The country faces the danger of moving away from a democratic system rooted in the rule of law toward a governance model resembling a monarchy, where the ruler’s wishes supersede legal principles. This shift is likely to be exacerbated by the widespread misunderstanding among many Indonesians about the true nature of democracy (Aspinall & Warbartun, 2019) and the global trend of democratic decline (Diamond, 2015).
No potential challenger
At present, there are no viable challengers to Prabowo, Sufmi, and Gerindra for the 2029 election. PDIP, which has traditionally provided intense competition, has lost substantial support among its constituents, especially after Prabowo granted amnesty to Hasto. The same applies to Anies Baswedan, whose supporters may consider voting for Prabowo following the abolition granted to Tom Lembong.
Additionally, Gibran, lacking both resources and legitimacy, is unlikely to pose a significant challenge. Meanwhile, Prabowo continues to cultivate a public image as the nation’s protector—granting clemency, reconciling political adversaries, and delivering “justice” where the system is perceived to fail.
However, resistance is beginning to emerge. Civil society concerns are intensifying, especially as the military increasingly encroaches into civilian affairs under Prabowo’s leadership. The coming years will determine whether this growing alarm transforms into organized opposition or whether Indonesia accepts a leader who redefines the boundaries of presidential power.

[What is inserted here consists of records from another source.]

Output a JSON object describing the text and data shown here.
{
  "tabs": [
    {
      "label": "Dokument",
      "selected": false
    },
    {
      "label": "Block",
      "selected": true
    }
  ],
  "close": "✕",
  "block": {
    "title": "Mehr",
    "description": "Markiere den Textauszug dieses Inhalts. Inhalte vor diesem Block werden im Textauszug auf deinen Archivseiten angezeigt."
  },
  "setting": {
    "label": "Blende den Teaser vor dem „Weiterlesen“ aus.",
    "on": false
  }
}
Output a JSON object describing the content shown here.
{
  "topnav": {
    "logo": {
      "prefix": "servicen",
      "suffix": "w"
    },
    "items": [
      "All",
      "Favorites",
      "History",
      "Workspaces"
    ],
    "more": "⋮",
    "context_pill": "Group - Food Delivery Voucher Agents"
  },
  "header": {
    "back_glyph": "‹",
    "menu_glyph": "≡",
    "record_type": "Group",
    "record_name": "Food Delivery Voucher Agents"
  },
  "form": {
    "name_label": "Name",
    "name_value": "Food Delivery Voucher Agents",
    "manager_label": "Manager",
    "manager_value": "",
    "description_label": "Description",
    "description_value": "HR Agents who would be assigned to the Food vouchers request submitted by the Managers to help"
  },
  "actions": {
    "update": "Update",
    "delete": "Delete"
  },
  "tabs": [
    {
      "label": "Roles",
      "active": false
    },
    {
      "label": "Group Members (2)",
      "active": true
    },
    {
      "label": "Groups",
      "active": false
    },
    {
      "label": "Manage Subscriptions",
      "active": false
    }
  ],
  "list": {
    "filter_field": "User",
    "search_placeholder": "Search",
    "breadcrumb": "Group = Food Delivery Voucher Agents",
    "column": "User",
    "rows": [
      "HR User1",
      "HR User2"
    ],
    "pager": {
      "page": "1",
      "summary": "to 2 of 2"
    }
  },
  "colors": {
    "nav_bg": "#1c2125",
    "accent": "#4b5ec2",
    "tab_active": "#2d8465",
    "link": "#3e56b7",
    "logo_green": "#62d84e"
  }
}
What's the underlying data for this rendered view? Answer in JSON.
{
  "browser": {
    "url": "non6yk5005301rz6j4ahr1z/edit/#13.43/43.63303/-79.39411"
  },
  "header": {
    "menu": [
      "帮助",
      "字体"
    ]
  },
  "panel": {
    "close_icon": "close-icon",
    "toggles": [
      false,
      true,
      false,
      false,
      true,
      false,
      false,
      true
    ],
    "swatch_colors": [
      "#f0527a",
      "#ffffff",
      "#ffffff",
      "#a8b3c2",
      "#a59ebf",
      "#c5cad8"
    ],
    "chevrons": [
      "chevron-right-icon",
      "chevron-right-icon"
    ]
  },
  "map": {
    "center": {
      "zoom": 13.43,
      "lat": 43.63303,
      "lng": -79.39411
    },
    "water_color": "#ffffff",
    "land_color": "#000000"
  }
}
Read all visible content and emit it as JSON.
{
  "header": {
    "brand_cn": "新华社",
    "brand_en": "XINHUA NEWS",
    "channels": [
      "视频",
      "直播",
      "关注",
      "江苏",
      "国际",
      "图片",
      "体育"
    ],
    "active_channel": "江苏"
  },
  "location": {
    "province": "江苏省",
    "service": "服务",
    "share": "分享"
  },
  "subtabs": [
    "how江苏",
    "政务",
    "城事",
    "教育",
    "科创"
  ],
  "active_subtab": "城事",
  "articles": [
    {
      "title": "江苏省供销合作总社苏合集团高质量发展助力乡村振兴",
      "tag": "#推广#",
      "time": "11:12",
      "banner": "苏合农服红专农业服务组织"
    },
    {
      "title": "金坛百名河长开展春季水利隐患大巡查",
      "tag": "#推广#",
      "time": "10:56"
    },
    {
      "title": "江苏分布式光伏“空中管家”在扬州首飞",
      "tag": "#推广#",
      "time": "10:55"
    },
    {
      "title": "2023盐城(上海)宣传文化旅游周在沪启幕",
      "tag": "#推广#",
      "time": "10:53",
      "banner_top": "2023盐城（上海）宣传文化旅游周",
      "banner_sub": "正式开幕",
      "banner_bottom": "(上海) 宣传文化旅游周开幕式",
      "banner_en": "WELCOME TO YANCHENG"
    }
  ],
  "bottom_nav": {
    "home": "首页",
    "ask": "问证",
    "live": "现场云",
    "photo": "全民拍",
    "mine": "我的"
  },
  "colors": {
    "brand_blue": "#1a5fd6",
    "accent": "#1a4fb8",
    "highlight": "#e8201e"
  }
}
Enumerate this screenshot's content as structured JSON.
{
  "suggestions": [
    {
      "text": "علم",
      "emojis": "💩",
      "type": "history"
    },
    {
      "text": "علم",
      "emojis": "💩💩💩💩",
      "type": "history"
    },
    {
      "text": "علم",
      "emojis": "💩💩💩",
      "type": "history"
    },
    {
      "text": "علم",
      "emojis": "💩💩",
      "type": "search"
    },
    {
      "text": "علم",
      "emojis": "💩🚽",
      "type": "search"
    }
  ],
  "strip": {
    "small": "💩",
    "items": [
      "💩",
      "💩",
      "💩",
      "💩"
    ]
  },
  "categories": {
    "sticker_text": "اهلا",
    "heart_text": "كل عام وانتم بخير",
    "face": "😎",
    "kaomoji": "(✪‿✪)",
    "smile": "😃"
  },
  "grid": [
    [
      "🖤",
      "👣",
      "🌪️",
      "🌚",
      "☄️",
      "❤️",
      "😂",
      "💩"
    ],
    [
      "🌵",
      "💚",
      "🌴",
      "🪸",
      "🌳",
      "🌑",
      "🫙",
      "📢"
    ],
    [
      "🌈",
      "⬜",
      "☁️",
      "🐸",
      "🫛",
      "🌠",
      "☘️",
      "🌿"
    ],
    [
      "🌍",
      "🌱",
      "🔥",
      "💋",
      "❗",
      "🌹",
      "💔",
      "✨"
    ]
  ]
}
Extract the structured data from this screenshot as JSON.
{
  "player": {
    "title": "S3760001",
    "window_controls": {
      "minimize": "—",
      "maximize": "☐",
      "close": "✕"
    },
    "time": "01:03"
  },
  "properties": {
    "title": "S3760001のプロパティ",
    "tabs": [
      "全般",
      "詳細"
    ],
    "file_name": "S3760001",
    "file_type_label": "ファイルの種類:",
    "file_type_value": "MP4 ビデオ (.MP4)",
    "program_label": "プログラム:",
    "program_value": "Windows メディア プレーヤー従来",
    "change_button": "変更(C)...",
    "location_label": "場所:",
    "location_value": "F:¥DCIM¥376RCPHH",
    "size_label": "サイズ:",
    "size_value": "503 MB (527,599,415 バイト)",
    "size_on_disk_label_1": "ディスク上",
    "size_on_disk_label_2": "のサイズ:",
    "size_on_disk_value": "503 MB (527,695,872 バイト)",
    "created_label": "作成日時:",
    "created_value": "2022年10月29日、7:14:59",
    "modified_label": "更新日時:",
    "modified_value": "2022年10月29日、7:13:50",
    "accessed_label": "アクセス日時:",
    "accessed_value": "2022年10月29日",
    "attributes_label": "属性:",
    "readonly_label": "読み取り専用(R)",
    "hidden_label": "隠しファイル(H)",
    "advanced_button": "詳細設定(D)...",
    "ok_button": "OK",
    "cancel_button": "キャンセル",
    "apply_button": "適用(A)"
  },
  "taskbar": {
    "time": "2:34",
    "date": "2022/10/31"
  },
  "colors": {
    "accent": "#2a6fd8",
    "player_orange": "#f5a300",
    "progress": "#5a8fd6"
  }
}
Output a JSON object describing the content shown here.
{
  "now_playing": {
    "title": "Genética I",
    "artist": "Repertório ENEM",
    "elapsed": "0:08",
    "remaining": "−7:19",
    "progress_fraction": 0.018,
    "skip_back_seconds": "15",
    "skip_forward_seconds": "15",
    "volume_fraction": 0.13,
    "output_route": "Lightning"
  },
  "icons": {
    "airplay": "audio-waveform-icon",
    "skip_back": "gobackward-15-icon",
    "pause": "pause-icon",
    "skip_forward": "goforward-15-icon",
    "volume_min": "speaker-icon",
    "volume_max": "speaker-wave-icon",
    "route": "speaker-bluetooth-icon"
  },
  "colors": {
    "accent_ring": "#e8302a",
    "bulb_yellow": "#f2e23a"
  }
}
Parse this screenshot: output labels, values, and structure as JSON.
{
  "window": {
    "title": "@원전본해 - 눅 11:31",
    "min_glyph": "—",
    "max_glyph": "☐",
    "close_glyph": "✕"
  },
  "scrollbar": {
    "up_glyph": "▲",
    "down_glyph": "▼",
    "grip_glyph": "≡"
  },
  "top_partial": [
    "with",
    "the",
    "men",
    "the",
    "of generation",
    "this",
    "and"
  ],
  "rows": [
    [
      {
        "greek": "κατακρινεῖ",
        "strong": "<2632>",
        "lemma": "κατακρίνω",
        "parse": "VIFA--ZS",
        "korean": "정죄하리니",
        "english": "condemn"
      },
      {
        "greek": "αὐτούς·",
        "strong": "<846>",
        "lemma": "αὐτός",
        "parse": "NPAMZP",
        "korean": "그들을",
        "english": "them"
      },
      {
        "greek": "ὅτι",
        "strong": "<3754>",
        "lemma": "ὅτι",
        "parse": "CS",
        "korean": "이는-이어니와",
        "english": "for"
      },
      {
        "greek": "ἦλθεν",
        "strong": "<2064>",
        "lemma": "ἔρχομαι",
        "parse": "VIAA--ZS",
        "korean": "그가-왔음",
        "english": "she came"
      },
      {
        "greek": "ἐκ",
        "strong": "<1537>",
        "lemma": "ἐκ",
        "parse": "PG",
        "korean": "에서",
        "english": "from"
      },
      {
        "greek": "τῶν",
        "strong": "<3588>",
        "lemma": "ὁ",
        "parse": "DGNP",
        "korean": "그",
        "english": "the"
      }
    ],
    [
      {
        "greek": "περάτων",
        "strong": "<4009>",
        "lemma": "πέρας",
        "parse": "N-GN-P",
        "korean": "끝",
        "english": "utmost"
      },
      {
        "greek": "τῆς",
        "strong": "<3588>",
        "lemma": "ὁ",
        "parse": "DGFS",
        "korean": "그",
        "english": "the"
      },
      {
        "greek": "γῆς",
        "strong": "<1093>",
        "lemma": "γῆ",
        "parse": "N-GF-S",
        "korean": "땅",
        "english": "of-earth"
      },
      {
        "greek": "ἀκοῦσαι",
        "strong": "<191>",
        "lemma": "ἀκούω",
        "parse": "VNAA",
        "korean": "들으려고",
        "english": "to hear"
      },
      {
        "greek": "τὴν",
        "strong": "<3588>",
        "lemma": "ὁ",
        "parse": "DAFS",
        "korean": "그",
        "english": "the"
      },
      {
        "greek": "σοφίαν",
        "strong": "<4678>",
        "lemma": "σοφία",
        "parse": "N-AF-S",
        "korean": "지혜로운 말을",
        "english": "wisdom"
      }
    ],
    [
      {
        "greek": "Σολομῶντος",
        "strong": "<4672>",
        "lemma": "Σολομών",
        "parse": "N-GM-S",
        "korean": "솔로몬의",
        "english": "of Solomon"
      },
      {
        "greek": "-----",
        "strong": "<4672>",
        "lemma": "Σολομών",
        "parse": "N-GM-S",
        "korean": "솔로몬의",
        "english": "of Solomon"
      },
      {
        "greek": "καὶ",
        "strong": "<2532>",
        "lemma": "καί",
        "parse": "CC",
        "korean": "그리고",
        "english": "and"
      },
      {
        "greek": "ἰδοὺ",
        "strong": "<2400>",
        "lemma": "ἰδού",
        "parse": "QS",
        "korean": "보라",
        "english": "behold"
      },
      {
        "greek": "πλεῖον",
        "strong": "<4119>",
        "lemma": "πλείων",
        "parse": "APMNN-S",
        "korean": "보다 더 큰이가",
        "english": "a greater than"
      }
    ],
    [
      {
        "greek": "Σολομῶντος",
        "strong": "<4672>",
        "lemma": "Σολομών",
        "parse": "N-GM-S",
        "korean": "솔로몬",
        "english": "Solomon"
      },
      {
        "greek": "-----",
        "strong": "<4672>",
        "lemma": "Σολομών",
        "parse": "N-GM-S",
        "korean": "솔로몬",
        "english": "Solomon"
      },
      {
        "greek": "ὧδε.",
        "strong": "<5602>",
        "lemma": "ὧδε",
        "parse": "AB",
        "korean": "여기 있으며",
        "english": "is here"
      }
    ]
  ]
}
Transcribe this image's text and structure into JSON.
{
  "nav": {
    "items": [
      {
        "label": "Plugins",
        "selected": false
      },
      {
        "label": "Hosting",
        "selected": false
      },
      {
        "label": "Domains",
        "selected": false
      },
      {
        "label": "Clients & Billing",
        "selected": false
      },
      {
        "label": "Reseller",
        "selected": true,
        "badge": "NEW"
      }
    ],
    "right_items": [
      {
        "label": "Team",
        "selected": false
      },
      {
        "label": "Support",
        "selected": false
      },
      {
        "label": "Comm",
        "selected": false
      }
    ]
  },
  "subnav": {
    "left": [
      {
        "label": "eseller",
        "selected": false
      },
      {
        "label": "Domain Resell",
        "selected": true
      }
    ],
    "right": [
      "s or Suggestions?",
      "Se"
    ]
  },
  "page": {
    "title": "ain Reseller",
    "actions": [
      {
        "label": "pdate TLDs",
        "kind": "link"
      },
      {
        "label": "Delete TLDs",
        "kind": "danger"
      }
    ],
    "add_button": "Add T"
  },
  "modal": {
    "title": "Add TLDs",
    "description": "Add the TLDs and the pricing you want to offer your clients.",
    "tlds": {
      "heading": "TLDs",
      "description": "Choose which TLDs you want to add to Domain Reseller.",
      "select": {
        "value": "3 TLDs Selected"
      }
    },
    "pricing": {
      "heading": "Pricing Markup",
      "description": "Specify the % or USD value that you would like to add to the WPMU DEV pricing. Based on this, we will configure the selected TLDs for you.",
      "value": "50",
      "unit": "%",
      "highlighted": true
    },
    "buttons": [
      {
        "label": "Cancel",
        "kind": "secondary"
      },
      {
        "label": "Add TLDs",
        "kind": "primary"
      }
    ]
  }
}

The strongest way to challenge Prabowo in the 2029 election is to expose his vulnerabilities—specifically, his obsession with militarism, weak public participation in policymaking, policy failures, and corruption within his inner circle. However, this strategy is challenging because these issues are primarily recognized by educated groups and pro-democracy activists, who remain a minority. Given Prabowo’s increasing dominance, institutions such as the anti-corruption commission, the police, and the attorney general are unlikely to take action against him or his allies without his approval or pressure from the justice commission.
Ultimately, politics offers no certainties. Power shifts, alliances can crumble, and new figures can rise. Nonetheless, one thing is clear at this moment: Prabowo is benefiting from Jokowi’s blunders again and transforming it into unprecedented political capital.